Competenza Funzionale: La Cassazione sulla Convalida del Fermo. La competenza funzionale è un elemento determinante per la validità degli atti processuali nelle prime fasi delle indagini preliminari. ## I fatti e la Competenza Funzionale. Un indagato è stato arrestato per traffico di ingenti quantità di stupefacenti e sequestro di persona. La convalida del fermo è stata richiesta dal Pubblico Ministero del luogo dell’arresto, nonostante i reati fossero di competenza della Procura Distrettuale Antimafia. La difesa ha contestato questa scelta, sostenendo la nullità dell’ordinanza cautelare per difetto di potere del magistrato inquirente. ## La decisione sulla Competenza Funzionale. La Corte di Cassazione ha respinto il ricorso, confermando la legittimità dell’operato dei giudici di merito. La Suprema Corte ha chiarito che le norme sulla convalida dell’arresto e del fermo prevalgono sulle regole ordinarie di competenza per materia o territorio, configurando una specifica attribuzione di compiti. ## Le motivazioni. I giudici hanno spiegato che l’articolo 390 del codice di procedura penale stabilisce una competenza funzionale del GIP del luogo dell’arresto per la fase di convalida. Questa norma costituisce una deroga legittima alle competenze distrettuali previste per i reati di criminalità organizzata. Inoltre, la violazione delle regole di ripartizione tra uffici del Pubblico Ministero non determina l’invalidità della richiesta cautelare. Riguardo all’inutilizzabilità delle prove, la Corte ha applicato la prova di resistenza, rilevando che il ricorrente non ha dimostrato come l’esclusione di alcuni indizi avrebbe fatto cadere l’intero impianto accusatorio. ## Le conclusioni. La sentenza conferma che la validità di una misura cautelare non dipende da meri vizi organizzativi tra uffici inquirenti. La competenza funzionale per la convalida resta ancorata al luogo dell’esecuzione del fermo per garantire rapidità e prossimità del controllo giurisdizionale. La stabilità del provvedimento cautelare è garantita dalla presenza di un quadro indiziario solido, valutato autonomamente dal giudice competente anche dopo la trasmissione degli atti.
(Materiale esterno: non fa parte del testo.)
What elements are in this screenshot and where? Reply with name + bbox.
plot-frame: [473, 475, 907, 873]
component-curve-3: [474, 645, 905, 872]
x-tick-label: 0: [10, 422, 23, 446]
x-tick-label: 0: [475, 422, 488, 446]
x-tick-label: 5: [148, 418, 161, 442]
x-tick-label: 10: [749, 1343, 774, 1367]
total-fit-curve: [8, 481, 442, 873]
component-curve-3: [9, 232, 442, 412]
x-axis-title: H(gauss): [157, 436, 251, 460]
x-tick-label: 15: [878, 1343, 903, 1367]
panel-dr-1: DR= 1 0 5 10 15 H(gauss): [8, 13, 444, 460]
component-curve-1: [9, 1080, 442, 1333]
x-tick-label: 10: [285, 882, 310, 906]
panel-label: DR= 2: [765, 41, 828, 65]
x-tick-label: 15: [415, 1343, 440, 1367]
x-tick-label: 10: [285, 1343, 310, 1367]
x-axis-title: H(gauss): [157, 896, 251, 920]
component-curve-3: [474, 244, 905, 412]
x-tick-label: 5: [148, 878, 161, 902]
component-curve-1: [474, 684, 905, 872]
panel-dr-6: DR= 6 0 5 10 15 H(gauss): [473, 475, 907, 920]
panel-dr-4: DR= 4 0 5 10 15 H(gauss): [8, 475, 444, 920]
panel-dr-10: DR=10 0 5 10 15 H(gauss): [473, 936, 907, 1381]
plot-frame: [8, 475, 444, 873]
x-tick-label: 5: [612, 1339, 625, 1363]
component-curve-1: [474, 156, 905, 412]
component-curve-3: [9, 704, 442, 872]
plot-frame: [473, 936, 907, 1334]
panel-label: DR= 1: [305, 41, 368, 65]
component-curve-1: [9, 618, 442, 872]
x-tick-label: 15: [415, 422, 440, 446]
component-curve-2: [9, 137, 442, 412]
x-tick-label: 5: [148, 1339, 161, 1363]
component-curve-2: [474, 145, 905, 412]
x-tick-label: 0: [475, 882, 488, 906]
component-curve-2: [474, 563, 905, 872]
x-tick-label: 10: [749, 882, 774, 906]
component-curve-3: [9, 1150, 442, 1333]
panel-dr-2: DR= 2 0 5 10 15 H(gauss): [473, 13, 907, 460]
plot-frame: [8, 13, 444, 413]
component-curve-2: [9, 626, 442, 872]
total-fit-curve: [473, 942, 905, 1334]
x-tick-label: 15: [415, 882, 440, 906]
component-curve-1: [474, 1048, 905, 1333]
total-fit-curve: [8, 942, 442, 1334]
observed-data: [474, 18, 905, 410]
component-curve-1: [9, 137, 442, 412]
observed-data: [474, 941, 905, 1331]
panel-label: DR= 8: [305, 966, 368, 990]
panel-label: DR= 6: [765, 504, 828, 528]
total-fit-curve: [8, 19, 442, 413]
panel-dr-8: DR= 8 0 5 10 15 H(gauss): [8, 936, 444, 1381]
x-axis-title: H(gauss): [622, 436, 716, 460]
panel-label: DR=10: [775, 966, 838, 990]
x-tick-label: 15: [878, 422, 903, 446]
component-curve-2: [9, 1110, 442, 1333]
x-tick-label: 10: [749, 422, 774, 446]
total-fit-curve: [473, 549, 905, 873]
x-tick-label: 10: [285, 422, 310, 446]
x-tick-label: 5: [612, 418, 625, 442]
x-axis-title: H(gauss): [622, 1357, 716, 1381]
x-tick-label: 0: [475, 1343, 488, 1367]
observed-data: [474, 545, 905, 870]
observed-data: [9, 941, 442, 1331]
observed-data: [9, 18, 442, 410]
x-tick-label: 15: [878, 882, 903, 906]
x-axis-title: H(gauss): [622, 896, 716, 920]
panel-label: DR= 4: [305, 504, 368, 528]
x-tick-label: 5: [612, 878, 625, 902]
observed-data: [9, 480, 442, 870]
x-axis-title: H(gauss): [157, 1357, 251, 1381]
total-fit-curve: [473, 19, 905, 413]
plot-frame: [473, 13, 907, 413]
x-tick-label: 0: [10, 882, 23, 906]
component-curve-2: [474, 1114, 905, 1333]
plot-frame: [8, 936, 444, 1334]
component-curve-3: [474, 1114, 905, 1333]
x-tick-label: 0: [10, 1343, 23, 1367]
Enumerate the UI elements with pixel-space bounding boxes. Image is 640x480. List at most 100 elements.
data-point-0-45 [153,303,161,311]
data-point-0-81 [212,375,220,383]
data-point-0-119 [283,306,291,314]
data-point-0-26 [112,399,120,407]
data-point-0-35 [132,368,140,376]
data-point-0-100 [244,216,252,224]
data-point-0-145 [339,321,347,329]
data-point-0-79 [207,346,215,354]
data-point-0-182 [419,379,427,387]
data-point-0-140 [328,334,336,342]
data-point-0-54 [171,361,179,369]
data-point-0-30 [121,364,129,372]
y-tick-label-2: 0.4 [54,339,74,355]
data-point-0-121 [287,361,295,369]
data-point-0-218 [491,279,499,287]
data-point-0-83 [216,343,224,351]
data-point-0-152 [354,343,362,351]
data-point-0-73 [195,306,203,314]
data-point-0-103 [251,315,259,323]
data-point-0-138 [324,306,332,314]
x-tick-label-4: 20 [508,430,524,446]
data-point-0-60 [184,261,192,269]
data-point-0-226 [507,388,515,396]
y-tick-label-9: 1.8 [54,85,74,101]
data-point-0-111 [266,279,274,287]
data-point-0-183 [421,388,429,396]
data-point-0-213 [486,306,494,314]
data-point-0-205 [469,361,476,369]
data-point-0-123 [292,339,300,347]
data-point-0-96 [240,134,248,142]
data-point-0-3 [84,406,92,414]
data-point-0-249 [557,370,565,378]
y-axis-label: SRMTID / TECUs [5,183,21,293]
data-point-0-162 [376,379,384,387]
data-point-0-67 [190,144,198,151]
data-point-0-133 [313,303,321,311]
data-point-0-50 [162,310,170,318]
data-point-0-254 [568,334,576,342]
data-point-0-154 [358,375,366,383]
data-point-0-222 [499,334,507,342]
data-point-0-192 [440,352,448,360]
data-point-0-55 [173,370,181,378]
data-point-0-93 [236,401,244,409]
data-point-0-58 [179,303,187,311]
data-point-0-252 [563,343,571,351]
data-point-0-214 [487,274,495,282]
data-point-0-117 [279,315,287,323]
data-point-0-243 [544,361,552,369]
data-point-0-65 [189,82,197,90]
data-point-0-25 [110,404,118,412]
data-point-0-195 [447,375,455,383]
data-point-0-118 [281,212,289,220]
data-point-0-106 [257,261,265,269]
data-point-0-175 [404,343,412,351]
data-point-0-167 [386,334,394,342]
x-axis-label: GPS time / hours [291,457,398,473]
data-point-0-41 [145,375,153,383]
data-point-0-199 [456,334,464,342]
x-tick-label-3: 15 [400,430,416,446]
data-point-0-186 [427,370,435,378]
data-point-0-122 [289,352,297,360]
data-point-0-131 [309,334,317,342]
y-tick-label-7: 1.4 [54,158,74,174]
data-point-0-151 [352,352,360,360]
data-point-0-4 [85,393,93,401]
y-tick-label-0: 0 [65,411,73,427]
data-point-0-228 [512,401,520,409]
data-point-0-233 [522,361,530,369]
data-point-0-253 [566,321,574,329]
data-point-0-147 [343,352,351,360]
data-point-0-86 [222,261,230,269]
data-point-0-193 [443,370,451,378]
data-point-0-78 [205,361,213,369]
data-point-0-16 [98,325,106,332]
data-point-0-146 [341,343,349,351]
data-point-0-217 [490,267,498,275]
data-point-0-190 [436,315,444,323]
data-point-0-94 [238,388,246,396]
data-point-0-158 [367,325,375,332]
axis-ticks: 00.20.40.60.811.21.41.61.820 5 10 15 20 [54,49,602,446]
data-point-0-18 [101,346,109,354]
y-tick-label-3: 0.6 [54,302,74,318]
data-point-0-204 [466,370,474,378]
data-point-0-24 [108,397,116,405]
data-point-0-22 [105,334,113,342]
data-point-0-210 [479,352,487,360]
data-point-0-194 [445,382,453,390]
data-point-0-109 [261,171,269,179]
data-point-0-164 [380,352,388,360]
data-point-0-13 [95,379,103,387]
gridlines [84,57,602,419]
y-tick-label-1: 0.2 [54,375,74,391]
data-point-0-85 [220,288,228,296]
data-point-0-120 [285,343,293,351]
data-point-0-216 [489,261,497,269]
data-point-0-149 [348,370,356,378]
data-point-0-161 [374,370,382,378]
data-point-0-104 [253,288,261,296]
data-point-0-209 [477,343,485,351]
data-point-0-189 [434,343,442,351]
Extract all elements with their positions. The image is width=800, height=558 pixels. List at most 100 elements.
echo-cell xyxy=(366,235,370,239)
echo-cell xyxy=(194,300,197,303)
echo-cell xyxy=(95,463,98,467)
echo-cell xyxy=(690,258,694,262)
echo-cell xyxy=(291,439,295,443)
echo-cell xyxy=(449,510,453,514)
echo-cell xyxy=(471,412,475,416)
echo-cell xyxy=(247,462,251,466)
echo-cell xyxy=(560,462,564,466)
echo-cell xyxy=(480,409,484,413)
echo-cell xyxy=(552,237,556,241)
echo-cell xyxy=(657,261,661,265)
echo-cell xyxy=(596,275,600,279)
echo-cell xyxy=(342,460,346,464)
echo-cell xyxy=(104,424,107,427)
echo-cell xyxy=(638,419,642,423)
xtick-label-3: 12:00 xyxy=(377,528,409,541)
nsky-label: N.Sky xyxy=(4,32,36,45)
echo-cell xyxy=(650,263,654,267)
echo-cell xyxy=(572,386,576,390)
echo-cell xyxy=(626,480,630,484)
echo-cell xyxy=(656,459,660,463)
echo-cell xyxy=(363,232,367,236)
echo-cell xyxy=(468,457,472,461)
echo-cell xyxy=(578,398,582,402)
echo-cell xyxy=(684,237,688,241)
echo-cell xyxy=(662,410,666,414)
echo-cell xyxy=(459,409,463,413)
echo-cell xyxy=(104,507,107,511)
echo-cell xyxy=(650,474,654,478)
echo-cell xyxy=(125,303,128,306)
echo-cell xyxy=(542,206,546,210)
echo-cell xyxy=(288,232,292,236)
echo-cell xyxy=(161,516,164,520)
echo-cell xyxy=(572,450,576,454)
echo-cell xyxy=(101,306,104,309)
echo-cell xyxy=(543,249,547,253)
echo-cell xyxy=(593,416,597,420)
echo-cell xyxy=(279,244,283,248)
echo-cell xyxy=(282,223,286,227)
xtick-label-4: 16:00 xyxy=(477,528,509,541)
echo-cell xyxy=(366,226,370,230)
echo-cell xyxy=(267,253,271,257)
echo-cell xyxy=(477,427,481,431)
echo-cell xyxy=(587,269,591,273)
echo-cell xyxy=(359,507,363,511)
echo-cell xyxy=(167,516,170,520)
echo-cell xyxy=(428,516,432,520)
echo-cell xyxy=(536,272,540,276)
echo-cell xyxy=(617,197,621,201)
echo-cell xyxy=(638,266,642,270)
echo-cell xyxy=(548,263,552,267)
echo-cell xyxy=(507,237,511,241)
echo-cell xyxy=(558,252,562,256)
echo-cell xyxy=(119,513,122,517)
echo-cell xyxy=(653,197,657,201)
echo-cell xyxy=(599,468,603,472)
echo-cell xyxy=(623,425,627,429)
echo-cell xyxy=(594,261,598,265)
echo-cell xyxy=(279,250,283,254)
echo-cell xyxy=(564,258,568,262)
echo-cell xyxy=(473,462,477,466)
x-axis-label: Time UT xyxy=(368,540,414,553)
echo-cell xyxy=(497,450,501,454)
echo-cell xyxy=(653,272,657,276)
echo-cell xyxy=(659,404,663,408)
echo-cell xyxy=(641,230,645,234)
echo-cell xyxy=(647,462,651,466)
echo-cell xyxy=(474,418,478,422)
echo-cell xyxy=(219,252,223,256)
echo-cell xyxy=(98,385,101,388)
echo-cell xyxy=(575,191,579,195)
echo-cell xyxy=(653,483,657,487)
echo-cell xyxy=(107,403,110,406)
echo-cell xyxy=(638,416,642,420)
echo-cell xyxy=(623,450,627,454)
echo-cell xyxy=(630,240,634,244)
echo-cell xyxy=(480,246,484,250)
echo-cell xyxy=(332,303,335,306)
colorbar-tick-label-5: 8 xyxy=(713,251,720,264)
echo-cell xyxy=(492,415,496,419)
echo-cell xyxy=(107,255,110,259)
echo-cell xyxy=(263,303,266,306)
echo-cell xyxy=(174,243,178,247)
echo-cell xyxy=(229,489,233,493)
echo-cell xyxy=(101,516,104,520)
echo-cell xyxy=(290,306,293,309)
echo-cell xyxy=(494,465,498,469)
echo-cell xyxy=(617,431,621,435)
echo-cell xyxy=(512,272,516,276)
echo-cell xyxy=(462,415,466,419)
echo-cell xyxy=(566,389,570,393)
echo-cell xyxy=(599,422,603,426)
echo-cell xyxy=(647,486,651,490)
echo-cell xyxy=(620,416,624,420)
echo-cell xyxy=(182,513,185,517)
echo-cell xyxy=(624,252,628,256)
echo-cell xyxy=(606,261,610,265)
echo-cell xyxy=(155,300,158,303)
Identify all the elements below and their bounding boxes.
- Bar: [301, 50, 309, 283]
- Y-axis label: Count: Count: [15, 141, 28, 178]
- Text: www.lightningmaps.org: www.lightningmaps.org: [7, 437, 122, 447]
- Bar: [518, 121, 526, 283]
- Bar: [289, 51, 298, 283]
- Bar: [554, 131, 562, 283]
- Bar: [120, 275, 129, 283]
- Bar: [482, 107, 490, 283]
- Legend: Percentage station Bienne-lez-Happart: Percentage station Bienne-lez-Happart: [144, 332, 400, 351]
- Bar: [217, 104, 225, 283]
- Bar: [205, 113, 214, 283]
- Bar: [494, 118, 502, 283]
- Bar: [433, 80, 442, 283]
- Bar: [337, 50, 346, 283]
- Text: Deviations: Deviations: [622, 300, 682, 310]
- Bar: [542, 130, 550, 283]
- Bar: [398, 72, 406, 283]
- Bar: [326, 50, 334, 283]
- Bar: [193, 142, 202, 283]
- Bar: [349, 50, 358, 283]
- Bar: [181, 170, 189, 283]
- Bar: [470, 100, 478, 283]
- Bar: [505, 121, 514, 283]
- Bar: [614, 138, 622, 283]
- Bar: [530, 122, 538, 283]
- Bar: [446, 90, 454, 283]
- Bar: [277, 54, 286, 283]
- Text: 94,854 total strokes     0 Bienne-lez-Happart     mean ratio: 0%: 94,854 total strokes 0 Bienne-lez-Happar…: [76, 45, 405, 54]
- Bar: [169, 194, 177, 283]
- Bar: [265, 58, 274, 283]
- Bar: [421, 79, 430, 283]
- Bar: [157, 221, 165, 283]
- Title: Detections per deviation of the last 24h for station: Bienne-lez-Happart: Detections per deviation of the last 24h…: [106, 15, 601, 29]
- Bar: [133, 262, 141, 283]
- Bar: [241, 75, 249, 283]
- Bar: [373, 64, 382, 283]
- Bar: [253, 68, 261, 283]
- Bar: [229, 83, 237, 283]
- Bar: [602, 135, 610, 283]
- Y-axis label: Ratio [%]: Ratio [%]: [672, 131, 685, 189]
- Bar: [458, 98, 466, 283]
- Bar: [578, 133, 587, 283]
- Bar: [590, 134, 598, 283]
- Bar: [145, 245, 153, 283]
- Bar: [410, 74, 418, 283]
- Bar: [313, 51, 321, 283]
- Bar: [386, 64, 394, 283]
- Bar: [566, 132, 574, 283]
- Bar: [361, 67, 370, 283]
Chi è competente per la convalida di un fermo di indiziato?
La competenza spetta al Giudice per le indagini preliminari del luogo in cui il fermo è stato eseguito, anche per reati di competenza distrettuale.
Cosa succede se una prova viene dichiarata inutilizzabile?
La misura cautelare resta valida se gli altri elementi di prova sono sufficienti a giustificare la decisione, secondo il principio della prova di resistenza.
L’incompetenza del Pubblico Ministero rende nulla la richiesta cautelare?
No, la violazione delle regole di ripartizione tra uffici del PM non determina l’inesistenza della domanda né la nullità del provvedimento del giudice.